Joint Doctoral Degree : France (UPMC) / Australia (UNSW)
PhD under a cotutelle agreement
PhD under a Cotutelle Agreement - world-class student experience
I was awarded an international studentship by the French government, known as Bourse Ministérielle, fléchée internationale”, to undertake my PhD under a cotutelle agreement between two universities: UPMC (Paris, France) and the University of New South Wales (Sydney, Australia).
A cotutelle is an agreement on joint supervision at the doctoral degree level between two universities from two countries. The cotutelle agreement regulates enrollment, supervision, and the evaluation of the candidate's doctoral thesis. This type of Ph.D. involves extensive paperwork for establishing partnership agreement forms between the different institutions (UPMC and UNSW, in my case).

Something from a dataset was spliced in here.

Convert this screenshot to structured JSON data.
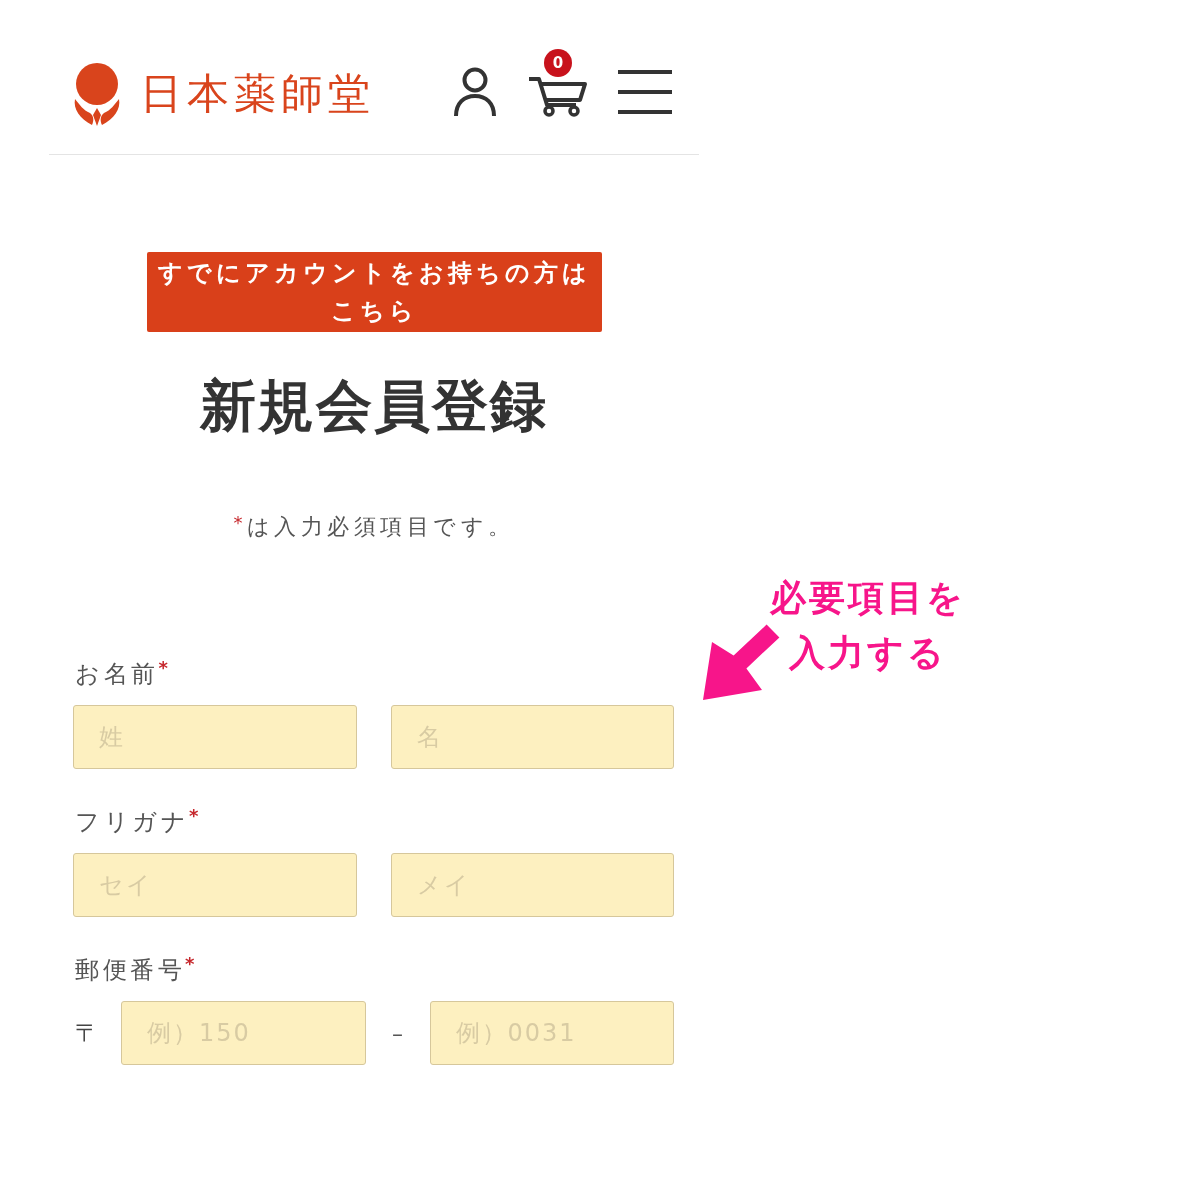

As a Ph.D. student enrolled full-time at both Universities, I experienced a significantly increased administrative workload, with doubled deadlines, reports, presentations, and lab trainings, compared to a standard Ph.D. thesis completed within a single university. I also had to adapt to two different universities, cultures, languages, and higher education systems while managing twice the amount of paperwork and administrative tasks at a very young age. All of this was in addition to completing modules in Paris, conducting lab work in Banyuls - South of France, Grenoble (Co-I’s Lab) and Sydney in Australia, as well as writing papers, and presenting results at international conferences.
Despite the substantial logistical challenges, I take great pride in the fact that my hard work during my Ph.D. led to the publication of six papers, with five of them that I published as the first author during my 3.5-year studentship. I also had the opportunity to present my molecular results as oral communications at two international conferences, one in Luxembourg and the other in Bath, UK. This dedication and effort resulted in a (well-deserved) double diploma. :)
This experience equipped me with excellent organisational skills, as my two labs couldn't have been more geographically distant (France and Australia), and it helped me become even more independent, creative, and adept at problem-solving.
Just two years after my appointment as a Lecturer at the University of Stirling (UoS), I was eager to replicate this fantastic experience as the primary supervisor of the first two cotutelle students at UoS. I am grateful that the University of Stirling supported this new type of 50/50 match-funded studentship. My leadership in establishing this new international partnership required expert knowledge of the higher education systems in three different countries (UK, France, and Belgium). The first two Ph.D. students I supervised, Augustin Geron and Clement Lozano, along with my esteemed colleagues Pr. Ruddy Wattiez and Pr. Philippe Lebaron, have successfully completed their Ph.D.s. They are greatly missed in the team, and the entire experience was a wonderful teamwork and human experience, both as a student and supervisor.
PhD in Marine Microbiology
Title:
Physiological and molecular responses of the marine oligotrophic ultramicrobacterium Sphingopyxis Alaskensis rb2256 to visible light and ultraviolet radiation
Abstract
Ultraviolet radiation reaching the Earth’s surface (UVR, 280-400 nm) may penetrate deep into the clear oligotrophic waters influencing a large part of the euphotic layer. Marine heterotrophic bacteria at the surface of the oceans are especially sensitive to the damaging solar radiation due to their haploid genome with little or no functional redundancy and lack of protective pigmentation. In a context of climate change and ozone depletion, it is clearly important to understand the physiology and underlying molecular UVR responses of abundant marine bacteria species. We chose the marine ultramicrobacterium Sphingopyxis alaskensis as a reference species to study the impact of solar radiation due to its numerical abundance in oligotrophic waters and its photoresistance, previously reported. For this purpose, we focused on the formation of the two major UVB-induced DNA photoproducts (CPDs and 6-4PPs) as well as the differential protein expression under solar radiation. We first demonstrated that the GC content of prokaryotic genome had a major effect on the formation of UVB-induced photoproducts, quantified by HPLC-MS/MS. Due to its high GC content, S. alaskensis presented a favoured formation of highly mutagenic cytosine-containing photoproducts and therefore would be more susceptible to UVinduced mutagenesis. By comparing S. alaskensis to another marine bacterium Photobacterium angustum, we observed for the latter strain a remarkable resistance to high UVB doses associated with a decrease in the rate of formation of CPDs explained by a non-conventional activity of photolyase. We also demonstrated that DNA damage in S. alaskensis was markedly modulated by growth temperature and time spent in stationary phase. In order to assess the effects that environmental UV-R had on regulatory networks and pathways of S. alaskensis, and determine how the cell’s physiology was affected, a quantitative proteomics investigation was performed. Changes in proteome were analyzed, with the recent and powerful mass spectrometry based approach using iTRAQ methodology. Approximately, one third of the proteome of S. alaskensis was identified, with 119 statistically and significantly differentially abundant proteins. Cellular processes, pathways and interaction networks were determined and gave us unique insight into the biology of UV response and adaptation of S. alaskensis.